Depuis hier, 56 salariés sans papiers occupent nuit et jour les bureaux de l’entreprise Planett à Villepinte. Cette action est menée par la CGT dans différents endroits d’Île-de-France, pour la régularisation des travailleurs sans papiers. En leur apportant mon soutien, j’ai rencontré des hommes qui viennent du Sénégal, du Mali ou encore de la Guinée, depuis 2 ans, 5 ans, 10 ans, 12 ans et qui réclament la dignité.

Ils travaillent dans le bâtiment, portent de lourdes charges, manient le marteau-piqueur, transportent des gravats sans compter leurs heures, alors que les supplémentaires ne leur sont pas payées. Ils habitent en France, ils paient leurs impôts en France, mais la France leur refuse des papiers. Les employeurs peuvent ainsi profiter d’une main d’œuvre corvéable à merci parce que vivant dans la peur. Sans titre de séjour, ils n’ont pas droit à la sécurité sociale, à l’indemnisation du chômage, à la retraite.

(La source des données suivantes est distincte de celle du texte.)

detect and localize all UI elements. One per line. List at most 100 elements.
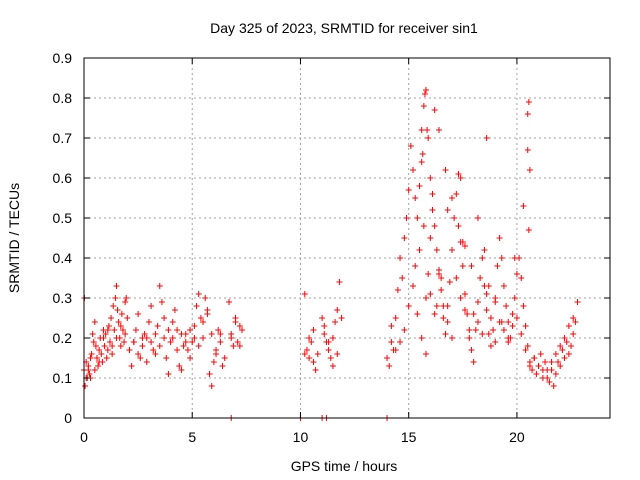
data-point [401, 327, 408, 333]
data-point [431, 311, 438, 317]
data-point [570, 331, 577, 337]
data-point [410, 167, 417, 173]
data-point [522, 323, 529, 329]
data-point [132, 327, 139, 333]
data-point [442, 167, 449, 173]
data-point [474, 319, 481, 325]
data-point [325, 339, 332, 345]
data-point [189, 339, 196, 345]
data-point [509, 323, 516, 329]
data-point [429, 191, 436, 197]
data-point [321, 331, 328, 337]
data-point [427, 175, 434, 181]
y-tick-label: 0.8 [53, 90, 73, 106]
y-tick-label: 0.1 [53, 370, 73, 386]
data-point [213, 351, 220, 357]
data-point [520, 203, 527, 209]
data-point [407, 143, 414, 149]
data-point [202, 295, 209, 301]
data-point [412, 263, 419, 269]
data-point [98, 351, 105, 357]
data-point [178, 367, 185, 373]
data-point [525, 227, 532, 233]
data-point [204, 311, 211, 317]
data-point [121, 339, 128, 345]
data-point [334, 307, 341, 313]
y-tick-label: 0.6 [53, 170, 73, 186]
data-point [156, 343, 163, 349]
data-point [423, 295, 430, 301]
data-point [110, 303, 117, 309]
data-point [444, 319, 451, 325]
data-point [424, 127, 431, 133]
data-point [435, 271, 442, 277]
data-point [442, 331, 449, 337]
data-point [419, 151, 426, 157]
data-point [563, 339, 570, 345]
data-point [394, 287, 401, 293]
data-point [425, 271, 432, 277]
data-point [176, 363, 183, 369]
data-point [522, 347, 529, 353]
data-point [438, 287, 445, 293]
data-point [420, 223, 427, 229]
data-point [169, 319, 176, 325]
data-point [423, 351, 430, 357]
data-point [135, 311, 142, 317]
data-point [161, 335, 168, 341]
data-point [306, 335, 313, 341]
data-point [221, 355, 228, 361]
data-point [306, 355, 313, 361]
data-point [429, 207, 436, 213]
x-tick-label: 0 [80, 429, 88, 445]
data-point [505, 319, 512, 325]
data-point [550, 383, 557, 389]
y-tick-label: 0.2 [53, 330, 73, 346]
data-point [433, 247, 440, 253]
data-point [325, 347, 332, 353]
data-point [505, 339, 512, 345]
data-point [525, 99, 532, 105]
data-point [329, 363, 336, 369]
data-point [427, 235, 434, 241]
data-point [446, 279, 453, 285]
data-point [113, 335, 120, 341]
data-point [152, 351, 159, 357]
data-point [464, 311, 471, 317]
data-point [206, 371, 213, 377]
data-point [448, 195, 455, 201]
y-tick-label: 0.7 [53, 130, 73, 146]
data-point [150, 347, 157, 353]
data-point [479, 331, 486, 337]
data-point [552, 371, 559, 377]
data-point [427, 291, 434, 297]
data-point [217, 331, 224, 337]
data-point [405, 187, 412, 193]
data-point [483, 135, 490, 141]
data-point [414, 215, 421, 221]
data-point [108, 315, 115, 321]
data-point [95, 363, 102, 369]
data-point [440, 315, 447, 321]
data-point [418, 127, 425, 133]
data-point [397, 255, 404, 261]
plot-frame [83, 57, 611, 419]
data-point [117, 323, 124, 329]
data-point [531, 355, 538, 361]
data-point [91, 319, 98, 325]
data-point [234, 339, 241, 345]
data-point [102, 331, 109, 337]
data-point [112, 295, 119, 301]
data-points [81, 87, 581, 421]
data-point [542, 359, 549, 365]
axis-ticks: 0 0.1 0.2 0.3 0.4 0.5 0.6 0.7 0.8 0.9 0 5 10 15 20 [53, 50, 610, 445]
data-point [399, 275, 406, 281]
data-point [431, 107, 438, 113]
data-point [386, 363, 393, 369]
data-point [457, 295, 464, 301]
y-tick-label: 0.5 [53, 210, 73, 226]
data-point [392, 315, 399, 321]
y-tick-label: 0.9 [53, 50, 73, 66]
data-point [470, 311, 477, 317]
data-point [520, 303, 527, 309]
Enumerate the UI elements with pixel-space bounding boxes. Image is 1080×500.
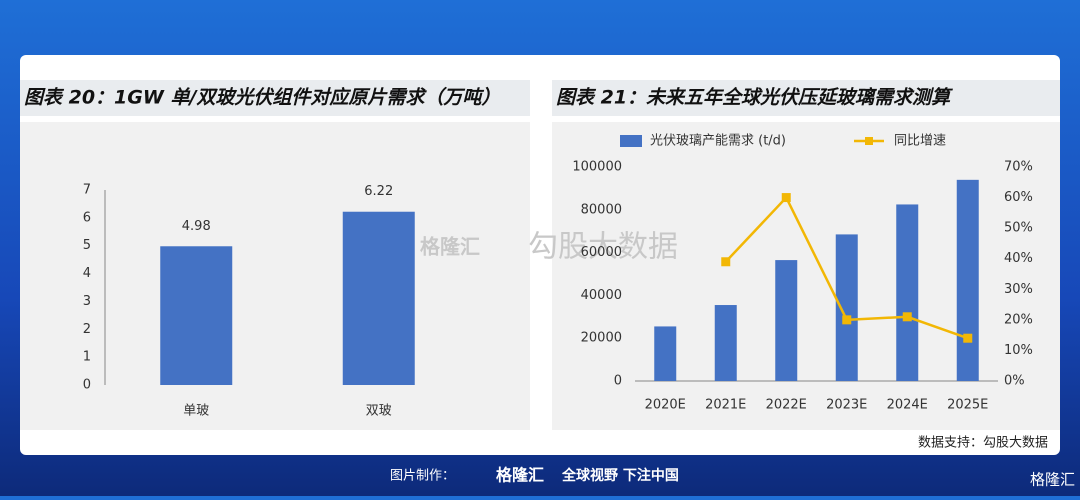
y-tick-label: 1 — [83, 350, 91, 365]
x-tick-label: 2020E — [645, 398, 686, 413]
y-tick-label: 20% — [1004, 312, 1033, 327]
x-tick-label: 2023E — [826, 398, 867, 413]
corner-brand: 格隆汇 — [1030, 471, 1075, 489]
x-tick-label: 2021E — [705, 398, 746, 413]
chart-bg — [20, 122, 530, 430]
bar — [896, 204, 919, 381]
y-tick-label: 7 — [83, 183, 91, 198]
y-tick-label: 60000 — [581, 245, 622, 260]
x-tick-label: 2024E — [887, 398, 928, 413]
bar — [160, 246, 233, 385]
y-tick-label: 0% — [1004, 374, 1025, 389]
bar — [835, 234, 858, 381]
bar — [654, 326, 677, 381]
footer-slogan: 全球视野 下注中国 — [561, 467, 679, 484]
point — [781, 193, 791, 203]
x-tick-label: 2022E — [766, 398, 807, 413]
y-tick-label: 70% — [1004, 160, 1033, 175]
y-tick-label: 40% — [1004, 251, 1033, 266]
x-tick-label: 2025E — [947, 398, 988, 413]
bar — [956, 179, 979, 381]
legend-label: 同比增速 — [894, 134, 946, 149]
point — [963, 333, 973, 343]
watermark: 格隆汇 — [420, 235, 480, 259]
data-label: 6.22 — [364, 184, 393, 199]
point — [902, 312, 912, 322]
bar — [775, 260, 798, 381]
y-tick-label: 6 — [83, 210, 91, 225]
legend-swatch — [865, 137, 873, 145]
y-tick-label: 5 — [83, 238, 91, 253]
y-tick-label: 50% — [1004, 221, 1033, 236]
y-tick-label: 2 — [83, 322, 91, 337]
bar — [342, 211, 415, 385]
watermark: 勾股大数据 — [528, 230, 678, 265]
y-tick-label: 20000 — [581, 331, 622, 346]
legend-swatch — [620, 135, 642, 147]
y-tick-label: 4 — [83, 266, 91, 281]
x-tick-label: 双玻 — [366, 404, 392, 419]
source: 数据支持：勾股大数据 — [918, 436, 1048, 451]
footer-text: 图片制作： — [390, 469, 455, 484]
title-bar — [552, 80, 1060, 116]
point — [842, 315, 852, 325]
title-bar — [20, 80, 530, 116]
point — [721, 257, 731, 267]
y-tick-label: 30% — [1004, 282, 1033, 297]
bar — [714, 305, 737, 381]
chart-title: 图表 21：未来五年全球光伏压延玻璃需求测算 — [556, 87, 953, 109]
y-tick-label: 0 — [83, 378, 91, 393]
chart-bg — [552, 122, 1060, 430]
y-tick-label: 3 — [83, 294, 91, 309]
y-tick-label: 10% — [1004, 343, 1033, 358]
data-label: 4.98 — [182, 219, 211, 234]
y-tick-label: 60% — [1004, 190, 1033, 205]
legend-label: 光伏玻璃产能需求 (t/d) — [650, 134, 786, 149]
x-tick-label: 单玻 — [183, 404, 209, 419]
y-tick-label: 80000 — [581, 202, 622, 217]
y-tick-label: 0 — [614, 374, 622, 389]
y-tick-label: 40000 — [581, 288, 622, 303]
chart-title: 图表 20：1GW 单/双玻光伏组件对应原片需求（万吨） — [24, 87, 500, 109]
y-tick-label: 100000 — [572, 160, 622, 175]
footer-brand: 格隆汇 — [496, 466, 544, 485]
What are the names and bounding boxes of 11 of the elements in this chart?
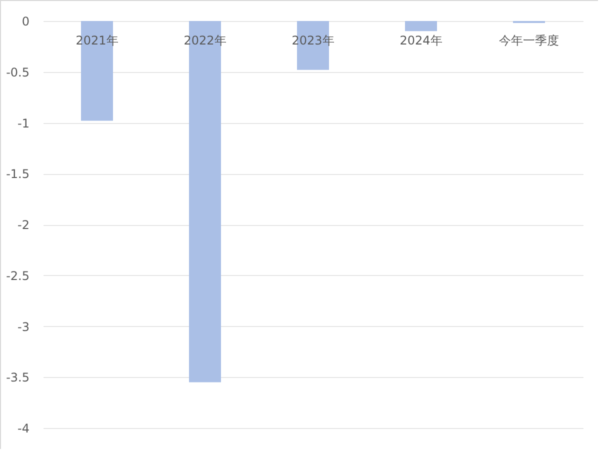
y-tick-label: -0.5 — [6, 65, 30, 80]
x-tick-label: 今年一季度 — [499, 34, 559, 48]
y-tick-label: -2 — [18, 218, 30, 232]
y-tick-label: -1.5 — [6, 167, 30, 182]
y-tick-label: -3 — [18, 320, 30, 334]
y-tick-label: 0 — [22, 14, 30, 28]
y-tick-label: -3.5 — [6, 370, 30, 385]
x-tick-label: 2024年 — [400, 34, 442, 48]
y-tick-label: -4 — [18, 422, 30, 436]
y-tick-label: -2.5 — [6, 268, 30, 283]
y-tick-label: -1 — [18, 116, 30, 130]
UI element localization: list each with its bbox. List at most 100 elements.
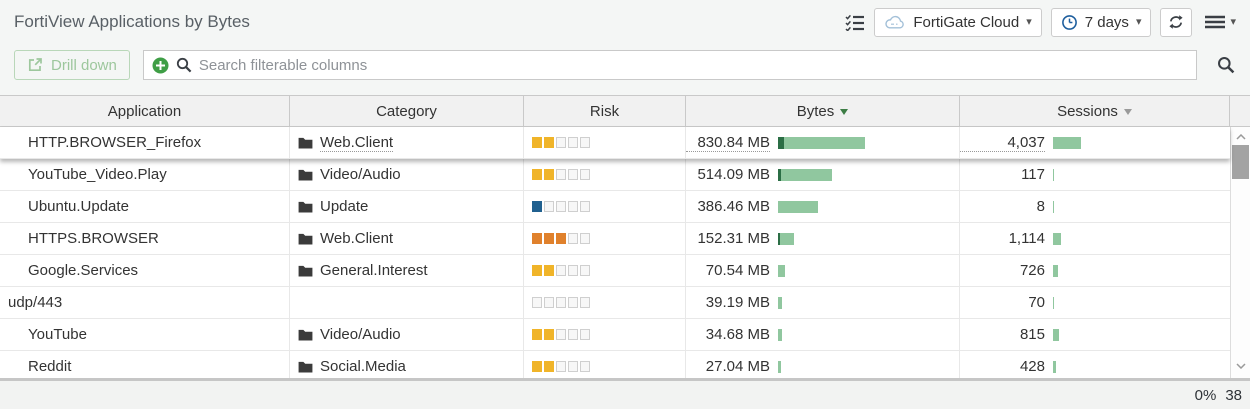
application-name: udp/443: [8, 294, 63, 311]
search-box: [142, 50, 1197, 80]
bytes-bar: [778, 168, 832, 181]
risk-square: [580, 329, 590, 340]
clock-icon: [1061, 14, 1078, 31]
search-input[interactable]: [198, 56, 1188, 74]
risk-cell: [524, 351, 686, 382]
refresh-button[interactable]: [1160, 7, 1193, 37]
column-header-sessions[interactable]: Sessions: [960, 96, 1230, 126]
application-name: Reddit: [28, 358, 72, 375]
table-row[interactable]: HTTP.BROWSER_Firefox Web.Client 830.84 MB 4…: [0, 127, 1230, 159]
bytes-cell: 70.54 MB: [686, 255, 960, 286]
sessions-value: 428: [1019, 358, 1045, 375]
application-cell: Reddit: [0, 351, 290, 382]
category-name[interactable]: Web.Client: [320, 133, 394, 152]
chevron-up-icon[interactable]: [1231, 129, 1250, 145]
table-row[interactable]: YouTube Video/Audio 34.68 MB 815: [0, 319, 1230, 351]
category-cell: Web.Client: [290, 127, 524, 158]
bytes-sent-segment: [778, 136, 784, 149]
device-selector-button[interactable]: FortiGate Cloud ▾: [874, 7, 1042, 37]
column-header-application[interactable]: Application: [0, 96, 290, 126]
risk-square: [568, 233, 578, 244]
bytes-value[interactable]: 830.84 MB: [686, 134, 770, 152]
risk-square: [532, 137, 542, 148]
table-row[interactable]: Google.Services General.Interest 70.54 MB 7…: [0, 255, 1230, 287]
refresh-icon: [1168, 14, 1184, 30]
time-range-button[interactable]: 7 days ▾: [1050, 7, 1152, 37]
column-header-label: Bytes: [796, 102, 835, 120]
sessions-cell: 117: [960, 159, 1230, 190]
category-cell: [290, 287, 524, 318]
risk-cell: [524, 159, 686, 190]
risk-cell: [524, 287, 686, 318]
application-cell: YouTube_Video.Play: [0, 159, 290, 190]
status-count: 38: [1225, 386, 1242, 404]
risk-square: [556, 361, 566, 372]
risk-square: [532, 361, 542, 372]
column-header-category[interactable]: Category: [290, 96, 524, 126]
application-name: HTTP.BROWSER_Firefox: [28, 134, 202, 151]
table-row[interactable]: udp/443 39.19 MB 70: [0, 287, 1230, 319]
search-icon: [1218, 57, 1235, 74]
search-submit-button[interactable]: [1210, 50, 1242, 80]
folder-icon: [298, 201, 313, 213]
category-name: Web.Client: [320, 230, 394, 247]
application-cell: HTTP.BROWSER_Firefox: [0, 127, 290, 158]
risk-square: [544, 297, 554, 308]
column-header-risk[interactable]: Risk: [524, 96, 686, 126]
column-header-label: Risk: [589, 102, 620, 120]
category-name: General.Interest: [320, 262, 428, 279]
sessions-bar: [1053, 296, 1054, 309]
category-name: Video/Audio: [320, 166, 401, 183]
table-body-rows: HTTP.BROWSER_Firefox Web.Client 830.84 MB 4…: [0, 127, 1230, 383]
category-cell: Video/Audio: [290, 319, 524, 350]
risk-square: [580, 361, 590, 372]
sessions-value: 726: [1019, 262, 1045, 279]
drill-down-button[interactable]: Drill down: [14, 50, 130, 80]
title-bar: FortiView Applications by Bytes: [0, 0, 1250, 44]
bytes-bar: [778, 264, 785, 277]
time-range-label: 7 days: [1084, 13, 1129, 31]
risk-square: [532, 297, 542, 308]
sessions-value: 117: [1021, 166, 1045, 183]
chevron-down-icon[interactable]: [1231, 358, 1250, 374]
risk-square: [532, 169, 542, 180]
table-row[interactable]: HTTPS.BROWSER Web.Client 152.31 MB 1,114: [0, 223, 1230, 255]
category-cell: Update: [290, 191, 524, 222]
column-header-bytes[interactable]: Bytes: [686, 96, 960, 126]
scrollbar-thumb[interactable]: [1232, 145, 1249, 179]
sessions-value: 1,114: [1008, 230, 1045, 247]
category-name: Social.Media: [320, 358, 406, 375]
risk-square: [556, 201, 566, 212]
sessions-bar: [1053, 360, 1056, 373]
risk-cell: [524, 319, 686, 350]
risk-square: [568, 297, 578, 308]
sessions-value[interactable]: 4,037: [960, 134, 1045, 152]
checklist-icon[interactable]: [845, 14, 865, 31]
menu-button[interactable]: ▾: [1201, 15, 1240, 29]
table-row[interactable]: Ubuntu.Update Update 386.46 MB 8: [0, 191, 1230, 223]
bytes-value: 34.68 MB: [705, 326, 770, 343]
vertical-scrollbar[interactable]: [1230, 127, 1250, 378]
application-name: HTTPS.BROWSER: [28, 230, 159, 247]
plus-circle-icon[interactable]: [152, 57, 169, 74]
risk-square: [556, 297, 566, 308]
risk-square: [544, 201, 554, 212]
bytes-cell: 27.04 MB: [686, 351, 960, 382]
application-cell: YouTube: [0, 319, 290, 350]
risk-square: [532, 265, 542, 276]
application-cell: Google.Services: [0, 255, 290, 286]
table-body: HTTP.BROWSER_Firefox Web.Client 830.84 MB 4…: [0, 127, 1250, 383]
sort-desc-icon: [840, 109, 849, 115]
risk-square: [544, 137, 554, 148]
header-scrollbar-spacer: [1230, 96, 1250, 126]
sessions-bar: [1053, 328, 1059, 341]
folder-icon: [298, 361, 313, 373]
risk-square: [544, 329, 554, 340]
table-row[interactable]: YouTube_Video.Play Video/Audio 514.09 MB 11…: [0, 159, 1230, 191]
sort-desc-icon: [1123, 109, 1132, 115]
bytes-value: 514.09 MB: [697, 166, 770, 183]
sessions-bar: [1053, 200, 1054, 213]
table-row[interactable]: Reddit Social.Media 27.04 MB 428: [0, 351, 1230, 383]
column-header-label: Application: [107, 102, 182, 120]
toolbar: Drill down: [0, 44, 1250, 86]
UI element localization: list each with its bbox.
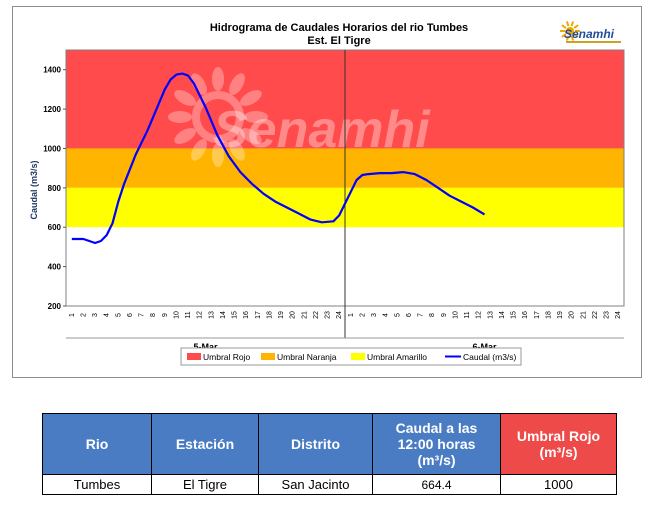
x-tick-label-16: 17 [255, 311, 262, 319]
y-axis-label: Caudal (m3/s) [29, 160, 39, 219]
y-tick-label-5: 1200 [43, 105, 61, 114]
x-tick-label-1: 2 [80, 313, 87, 317]
x-tick-label-21: 22 [313, 311, 320, 319]
x-tick-label-30: 7 [418, 313, 425, 317]
cell-rio: Tumbes [42, 474, 152, 495]
x-tick-label-46: 23 [604, 311, 611, 319]
header-distrito: Distrito [258, 413, 373, 475]
sun-watermark-icon [168, 67, 268, 167]
x-tick-label-43: 20 [569, 311, 576, 319]
header-caudal-unit: (m³/s) [417, 452, 456, 468]
header-umbral-rojo: Umbral Rojo (m³/s) [500, 413, 617, 475]
x-tick-label-28: 5 [394, 313, 401, 317]
x-tick-label-41: 18 [545, 311, 552, 319]
x-tick-label-11: 12 [197, 311, 204, 319]
x-tick-label-2: 3 [92, 313, 99, 317]
legend-label-1: Umbral Naranja [277, 352, 337, 362]
x-tick-label-24: 1 [348, 313, 355, 317]
x-tick-label-18: 19 [278, 311, 285, 319]
x-tick-label-8: 9 [162, 313, 169, 317]
x-tick-label-22: 23 [325, 311, 332, 319]
x-tick-label-44: 21 [580, 311, 587, 319]
header-umbral-label: Umbral Rojo [516, 428, 601, 444]
x-tick-label-20: 21 [301, 311, 308, 319]
x-tick-label-26: 3 [371, 313, 378, 317]
header-caudal: Caudal a las 12:00 horas (m³/s) [372, 413, 501, 475]
day-label-0: 5-Mar [193, 342, 218, 352]
x-tick-label-34: 11 [464, 311, 471, 318]
x-tick-label-17: 18 [266, 311, 273, 319]
x-tick-label-4: 5 [115, 313, 122, 317]
y-tick-label-4: 1000 [43, 144, 61, 153]
x-tick-label-7: 8 [150, 313, 157, 317]
x-tick-label-39: 16 [522, 311, 529, 319]
header-umbral-unit: (m³/s) [539, 444, 578, 460]
y-tick-label-6: 1400 [43, 66, 61, 75]
watermark-text: Senamhi [213, 101, 431, 159]
y-tick-label-0: 200 [48, 302, 62, 311]
x-tick-label-38: 15 [511, 311, 518, 319]
cell-estacion: El Tigre [151, 474, 259, 495]
x-tick-label-40: 17 [534, 311, 541, 319]
chart-legend: Umbral Rojo Umbral Naranja Umbral Amarillo… [180, 347, 522, 366]
x-tick-label-32: 9 [441, 313, 448, 317]
x-tick-label-25: 2 [359, 313, 366, 317]
x-tick-label-29: 6 [406, 313, 413, 317]
x-tick-label-27: 4 [383, 313, 390, 317]
legend-label-3: Caudal (m3/s) [463, 352, 517, 362]
summary-table: Rio Estación Distrito Caudal a las 12:00… [42, 413, 617, 495]
header-estacion: Estación [151, 413, 259, 475]
x-tick-label-0: 1 [69, 313, 76, 317]
chart-subtitle: Est. El Tigre [307, 35, 370, 47]
x-tick-label-36: 13 [487, 311, 494, 319]
sun-icon [560, 21, 580, 41]
x-tick-label-42: 19 [557, 311, 564, 319]
legend-swatch-1 [261, 353, 275, 360]
x-tick-label-13: 14 [220, 311, 227, 319]
x-tick-label-12: 13 [208, 311, 215, 319]
x-tick-label-19: 20 [290, 311, 297, 319]
legend-label-2: Umbral Amarillo [367, 352, 427, 362]
x-tick-label-47: 24 [615, 311, 622, 319]
x-tick-label-37: 14 [499, 311, 506, 319]
logo-text: Senamhi [564, 27, 615, 41]
x-tick-label-3: 4 [104, 313, 111, 317]
y-tick-label-1: 400 [48, 263, 62, 272]
day-label-1: 6-Mar [472, 342, 497, 352]
x-tick-label-33: 10 [452, 311, 459, 319]
x-tick-label-31: 8 [429, 313, 436, 317]
legend-label-0: Umbral Rojo [203, 352, 251, 362]
cell-distrito: San Jacinto [258, 474, 373, 495]
header-caudal-label: Caudal a las 12:00 horas [395, 420, 478, 452]
senamhi-logo: Senamhi [560, 21, 621, 43]
chart-title: Hidrograma de Caudales Horarios del rio … [210, 22, 468, 34]
cell-umbral: 1000 [500, 474, 617, 495]
x-tick-label-9: 10 [173, 311, 180, 319]
x-tick-label-6: 7 [139, 313, 146, 317]
legend-swatch-0 [187, 353, 201, 360]
x-tick-label-15: 16 [243, 311, 250, 319]
x-tick-label-14: 15 [232, 311, 239, 319]
x-tick-label-10: 11 [185, 311, 192, 318]
x-tick-label-35: 12 [476, 311, 483, 319]
header-rio: Rio [42, 413, 152, 475]
x-tick-label-23: 24 [336, 311, 343, 319]
y-tick-label-3: 800 [48, 184, 62, 193]
cell-caudal: 664.4 [372, 474, 501, 495]
caudal-line [71, 72, 486, 245]
y-tick-label-2: 600 [48, 223, 62, 232]
x-tick-label-5: 6 [127, 313, 134, 317]
x-tick-label-45: 22 [592, 311, 599, 319]
legend-swatch-2 [351, 353, 365, 360]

À la moindre contestation, c’est l’expulsion qui menace.

Ce qu’ils demandent, c’est d’être reconnus pour leur travail et leur apport à notre société. Ce qu’ils réclament, c’est la justice. Exiger l’égalité des droits, c’est combattre l’exploitation et faire vivre les principes humanistes. C’est empêcher le jeu de concurrence des uns contre les autres, tirant tout les salariés vers le bas. C’est résister à l’air du temps xénophobe, saturé de Zemmour, de haine et de repli identitaire, servi sur les plateaux du groupe Bolloré qui étend chaque jour un peu plus son emprise médiatique. Je les soutiens comme j’ai toujours soutenu les luttes de travailleurs sans-papiers. Je nous appelle à faire front commun à leurs côtés. Il faut gagner.